The Big Boys at the Chicago Mercantile Exchange, representing the Big 3 meat packers and very biggest traders of cattle futures contracts by the largest feedlot owners, can pretty well corner the market and call the tune on futures pricing--and therefore, cash fed cattle prices, whenever they choose too.

Cattle supplies are very tight right now, due to a big cut in brood cow numbers from drought and high corn prices, and therefore, a smaller calf crop this year than expected. Herd expansion has stalled before the expected peak, and numbers are, in fact, falling. Cattle owners have an advantage, since retail beef demand has stayed high.

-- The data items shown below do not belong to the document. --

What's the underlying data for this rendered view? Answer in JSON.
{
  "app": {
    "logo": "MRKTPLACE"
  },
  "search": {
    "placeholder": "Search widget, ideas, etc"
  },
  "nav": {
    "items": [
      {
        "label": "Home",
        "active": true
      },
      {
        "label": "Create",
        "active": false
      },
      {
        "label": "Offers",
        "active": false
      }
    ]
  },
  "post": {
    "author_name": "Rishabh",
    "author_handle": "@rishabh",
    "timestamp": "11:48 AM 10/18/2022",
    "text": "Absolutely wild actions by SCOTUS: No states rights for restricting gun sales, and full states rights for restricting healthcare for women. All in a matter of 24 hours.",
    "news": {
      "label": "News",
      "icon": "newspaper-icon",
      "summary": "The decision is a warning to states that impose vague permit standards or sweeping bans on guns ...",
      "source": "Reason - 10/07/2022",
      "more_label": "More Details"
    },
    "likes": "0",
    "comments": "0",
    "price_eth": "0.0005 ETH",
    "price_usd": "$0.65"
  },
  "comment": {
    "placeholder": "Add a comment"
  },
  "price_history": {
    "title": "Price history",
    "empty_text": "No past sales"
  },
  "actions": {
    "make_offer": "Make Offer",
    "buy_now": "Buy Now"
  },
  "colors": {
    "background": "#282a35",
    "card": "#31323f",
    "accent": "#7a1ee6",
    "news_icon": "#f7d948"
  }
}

When things look to be getting a little too much leverage in the hands of cattle owners, the Big Boys put the hammer down. They did it early this week, trashing live cattle futures Monday, and leading to Nebraska cattle feeders taking a $3 hit in selling cash cattle to the Big 3 packers at $155 instead of last week's $158 or the previous week's $160.

Late today, after the Big Boys at the Merc successfully caused live cattle futures to only tread water at yesterday's greatly shrunken prices, instead of rallying today as they should have--Texas and Kansas feeders took a $2 whack and sold fed cattle at $98, below last week's $101-$102 pricing.

Futures traders only care about generating trading commissions--their sole source of income. They're always glad to cooperate with the Big 3 packers when they need to show cattle owners a thing or two. Driving futures up and down generates commissions, so volatility is a key factor for futures trader's economic health.

This is not always so healthy for cattle owners, as this week's action shows. It's why the egg industry ended futures trading in eggs a few years ago. Cattle owners don't have the clout to end futures trading in cattle, although many would like to do so.

A week like this one gives them ammunition.